There are many causes of genetic defects and an even longer list of the different types. Fortunately, scientists have the capability to research, find out potential causes, and determine if there are cures. Research has shown that 1 out of every 3-4 fertilized eggs are chromosomally abnormal. Trisomy 18, or Edwards's syndrome, is a genetic disorder that affects embryos from the moment of conception. This disease is not causes by the actions of the mother or father, but by the chromosomes presented during fertilization.

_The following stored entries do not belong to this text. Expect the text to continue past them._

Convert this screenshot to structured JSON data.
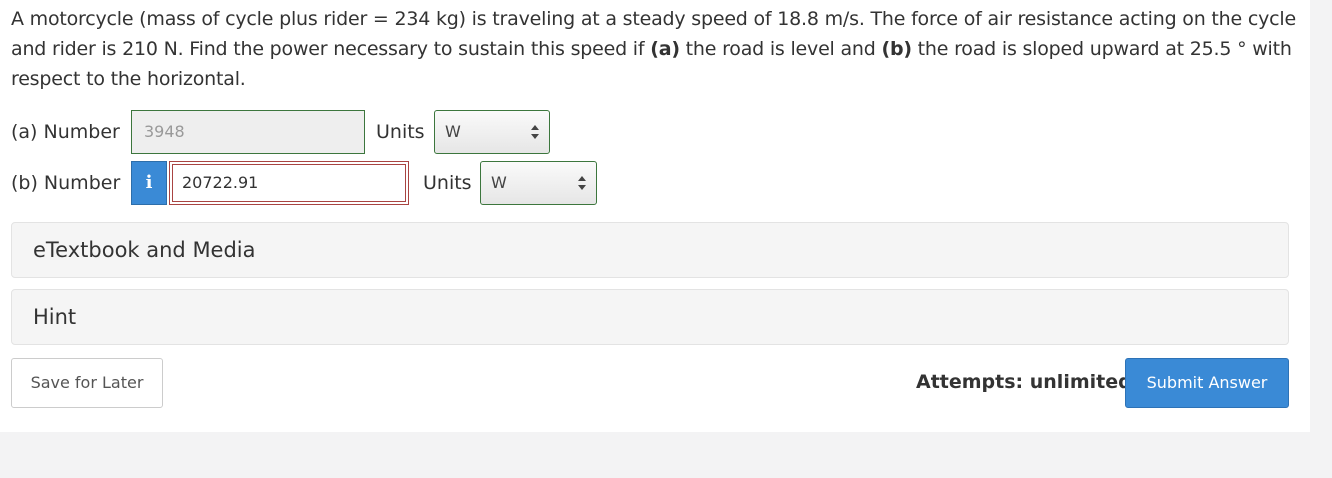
{
  "question": {
    "part1": "A motorcycle (mass of cycle plus rider = 234 kg) is traveling at a steady speed of 18.8 m/s. The force of air resistance acting on the cycle and rider is 210 N. Find the power necessary to sustain this speed if ",
    "a_marker": "(a)",
    "part2": " the road is level and ",
    "b_marker": "(b)",
    "part3": " the road is sloped upward at 25.5 ° with respect to the horizontal."
  },
  "part_a": {
    "label": "(a) Number",
    "value": "3948",
    "units_label": "Units",
    "units_value": "W"
  },
  "part_b": {
    "label": "(b) Number",
    "info_glyph": "i",
    "value": "20722.91",
    "units_label": "Units",
    "units_value": "W"
  },
  "panels": {
    "etextbook": "eTextbook and Media",
    "hint": "Hint"
  },
  "footer": {
    "save_label": "Save for Later",
    "attempts_text": "Attempts: unlimited",
    "submit_label": "Submit Answer"
  },
  "colors": {
    "correct_border": "#3c763d",
    "incorrect_border": "#a94442",
    "primary_blue": "#3a8ad6"
  }
}
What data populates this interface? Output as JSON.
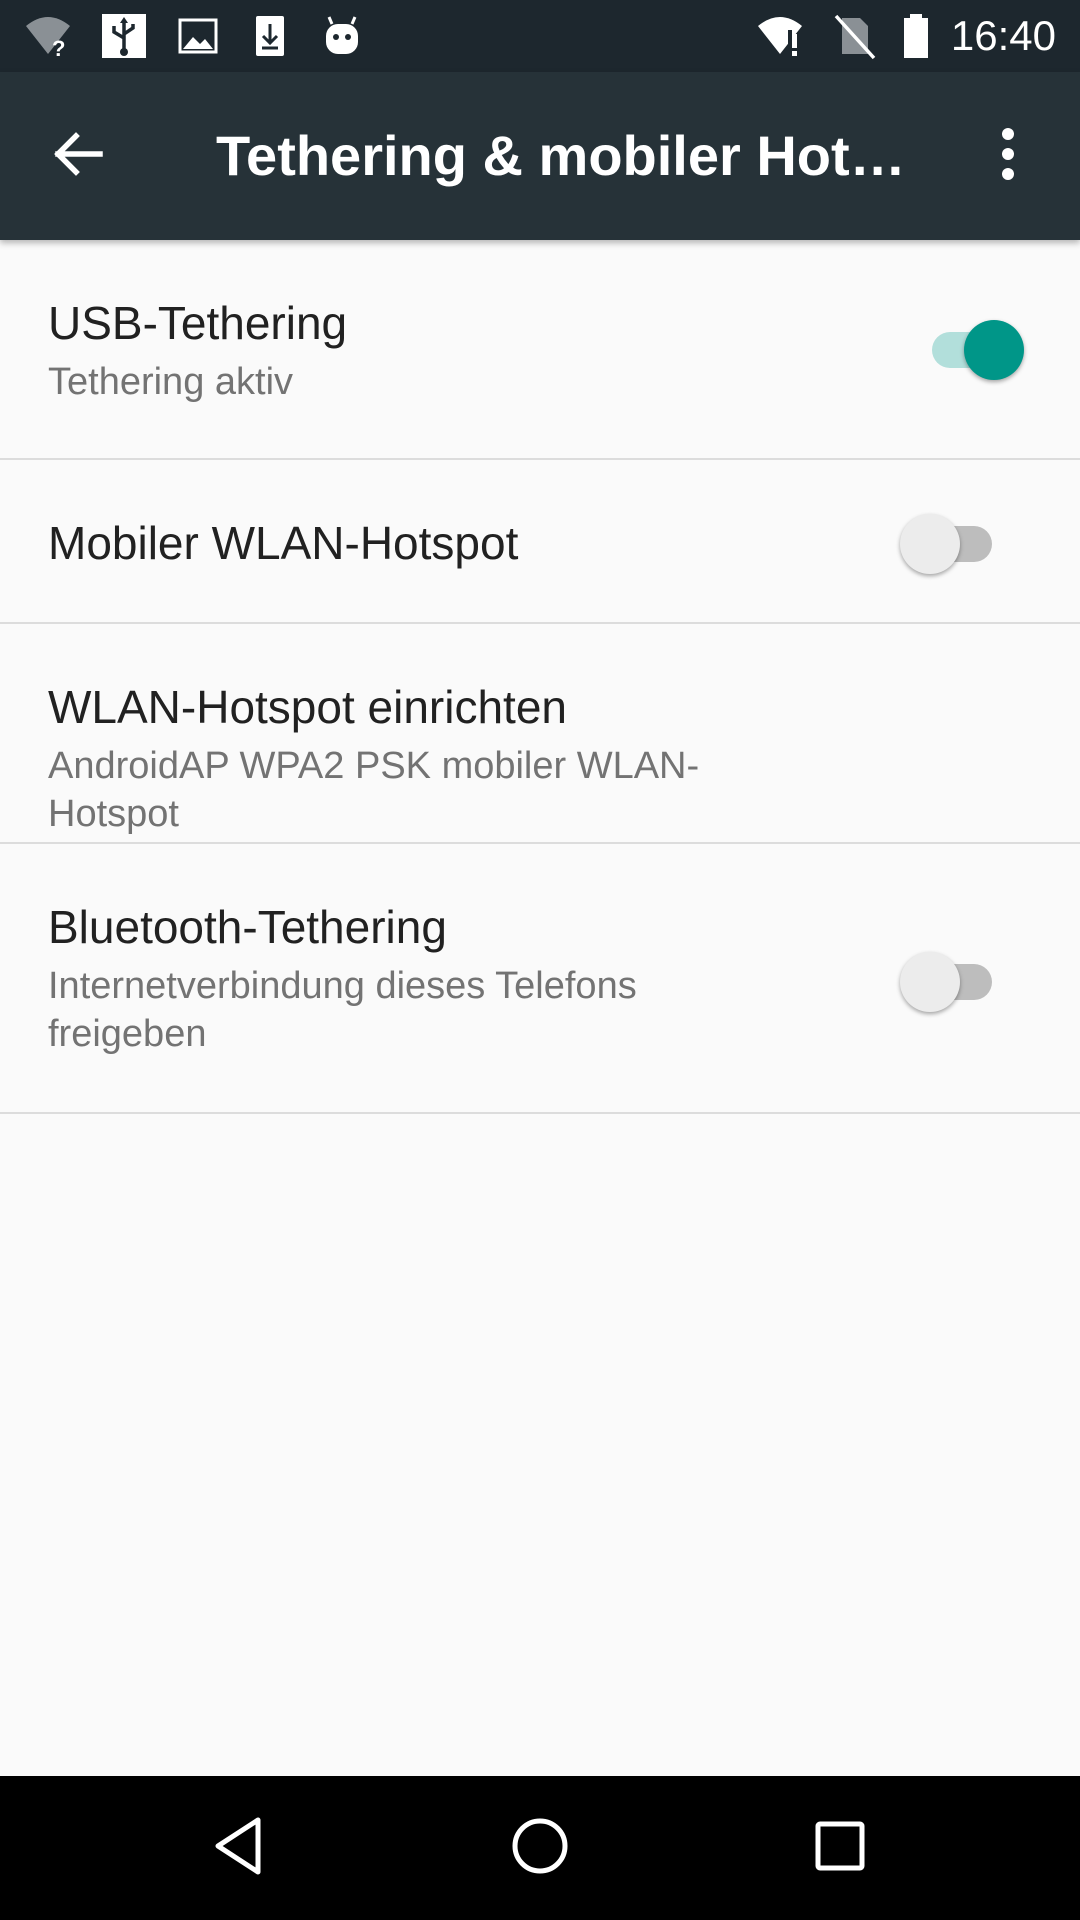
{
  "status_bar": {
    "time": "16:40",
    "left_icons": [
      "wifi-unknown-icon",
      "usb-icon",
      "image-icon",
      "download-icon",
      "android-icon"
    ],
    "right_icons": [
      "wifi-alert-icon",
      "no-sim-icon",
      "battery-icon"
    ]
  },
  "app_bar": {
    "title": "Tethering & mobiler Hotspot",
    "back_icon": "arrow-back-icon",
    "overflow_icon": "more-vert-icon",
    "background": "#263238"
  },
  "preferences": {
    "usb": {
      "title": "USB-Tethering",
      "summary": "Tethering aktiv",
      "checked": true
    },
    "hotspot": {
      "title": "Mobiler WLAN-Hotspot",
      "checked": false
    },
    "setup": {
      "title": "WLAN-Hotspot einrichten",
      "summary": "AndroidAP WPA2 PSK mobiler WLAN-Hotspot"
    },
    "bluetooth": {
      "title": "Bluetooth-Tethering",
      "summary": "Internetverbindung dieses Telefons freigeben",
      "checked": false
    }
  },
  "colors": {
    "accent": "#009688",
    "accent_track": "#b2dfdb",
    "off_thumb": "#ececec",
    "off_track": "#bdbdbd"
  },
  "nav_bar": {
    "icons": [
      "nav-back-icon",
      "nav-home-icon",
      "nav-recents-icon"
    ]
  }
}
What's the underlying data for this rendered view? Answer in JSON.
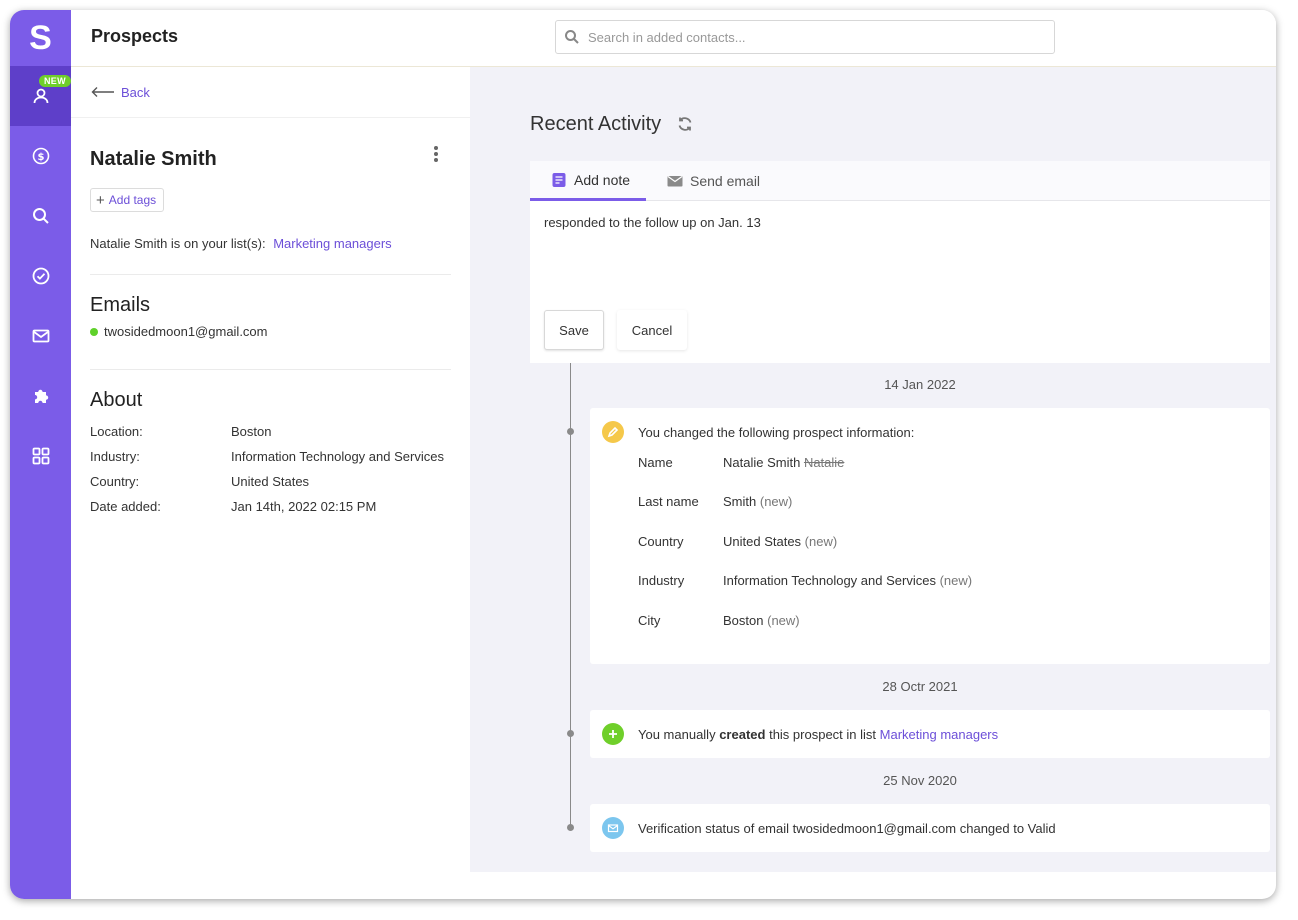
{
  "app": {
    "logo_letter": "S",
    "new_badge": "NEW"
  },
  "header": {
    "title": "Prospects",
    "search_placeholder": "Search in added contacts..."
  },
  "sidebar": {
    "items": [
      {
        "icon": "user-icon",
        "active": true
      },
      {
        "icon": "dollar-icon"
      },
      {
        "icon": "search-icon"
      },
      {
        "icon": "check-circle-icon"
      },
      {
        "icon": "mail-icon"
      },
      {
        "icon": "puzzle-icon"
      },
      {
        "icon": "apps-grid-icon"
      }
    ]
  },
  "contact": {
    "back_label": "Back",
    "name": "Natalie Smith",
    "add_tags_label": "Add tags",
    "list_prefix": "Natalie Smith is on your list(s):",
    "list_name": "Marketing managers",
    "emails_title": "Emails",
    "email": "twosidedmoon1@gmail.com",
    "email_status_color": "#5fd12a",
    "about_title": "About",
    "about": [
      {
        "label": "Location:",
        "value": "Boston"
      },
      {
        "label": "Industry:",
        "value": "Information Technology and Services"
      },
      {
        "label": "Country:",
        "value": "United States"
      },
      {
        "label": "Date added:",
        "value": "Jan 14th, 2022 02:15 PM"
      }
    ]
  },
  "activity": {
    "title": "Recent Activity",
    "tabs": [
      {
        "label": "Add note",
        "active": true
      },
      {
        "label": "Send email"
      }
    ],
    "note_text": "responded to the follow up on Jan. 13",
    "save_label": "Save",
    "cancel_label": "Cancel",
    "events": [
      {
        "date": "14 Jan 2022",
        "text": "You changed the following prospect information:",
        "icon_color": "#f5c84a",
        "changes": [
          {
            "field": "Name",
            "value": "Natalie Smith",
            "old": "Natalie"
          },
          {
            "field": "Last name",
            "value": "Smith",
            "note": "(new)"
          },
          {
            "field": "Country",
            "value": "United States",
            "note": "(new)"
          },
          {
            "field": "Industry",
            "value": "Information Technology and Services",
            "note": "(new)"
          },
          {
            "field": "City",
            "value": "Boston",
            "note": "(new)"
          }
        ]
      },
      {
        "date": "28 Octr 2021",
        "text_prefix": "You manually",
        "text_bold": "created",
        "text_mid": "this prospect in list",
        "text_link": "Marketing managers",
        "icon_color": "#6fcf2a"
      },
      {
        "date": "25 Nov 2020",
        "text": "Verification status of email twosidedmoon1@gmail.com changed to Valid",
        "icon_color": "#7cc6ee"
      }
    ]
  },
  "colors": {
    "brand": "#7b5ce8",
    "brand_dark": "#5e3fc9",
    "link": "#6c4fd8"
  }
}
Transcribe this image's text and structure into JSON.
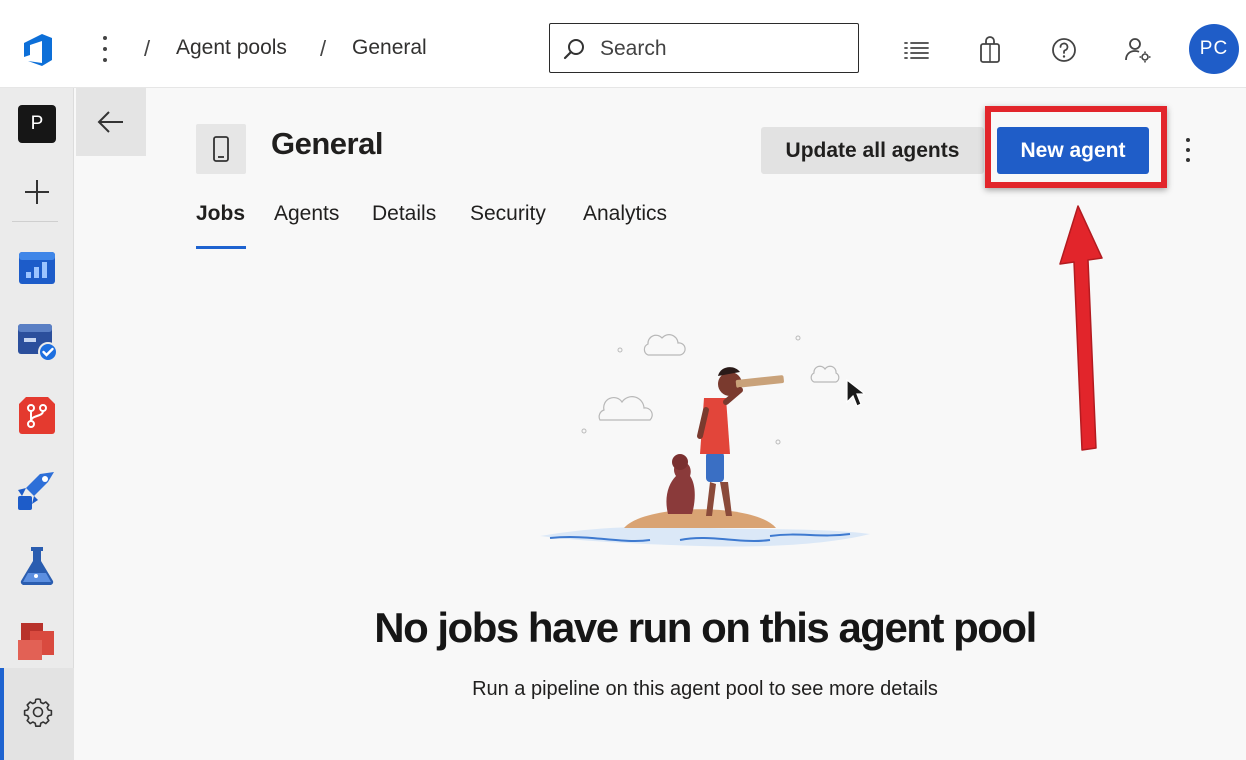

Trisomy 18 is a chromosomal condition associated with abnormalities in many parts of the body when a third copy of chromosome 18 is present ("Trisomy 18."). It is the second most common trisomy disorder ("What Is Trisomy 18?"). It is nondisjunction occurrence, which is an error in cell division that results in a reproductive cell with an abnormal number of chromosomes ("Trisomy 18."). Only 1 in 5,000 infants are diagnosed and survive until birth; many individuals die before birth or within the first month. 50% of babies that are carried to term will be stillborn, with boys at a higher stillbirth rate than girls ("What Is Trisomy 18?"). Only 5-10% that survives birth lives past their first year, but often they have severe intellectual disabilities ("Trisomy 18."). There are a small number of adults (usually girls) that are living into their 20s and 30s, although with significant developmental delays that do not allow them to live independently without assisted caregiving ("What Is Trisomy 18?"). As with most embryonic genetic defects, the chance of developing this condition increases as the mother ages ("Trisomy 18.").
Scientist have discovered 5 different chromosomal variations. The first one is chromosome 18p. This chromosome has a missing piece from the short arm of chromosome 18. The second variation is chromosome 18q, which is missing a piece from the long arm. In this case if the missing piece is located close to the centromere it is proximal 18q.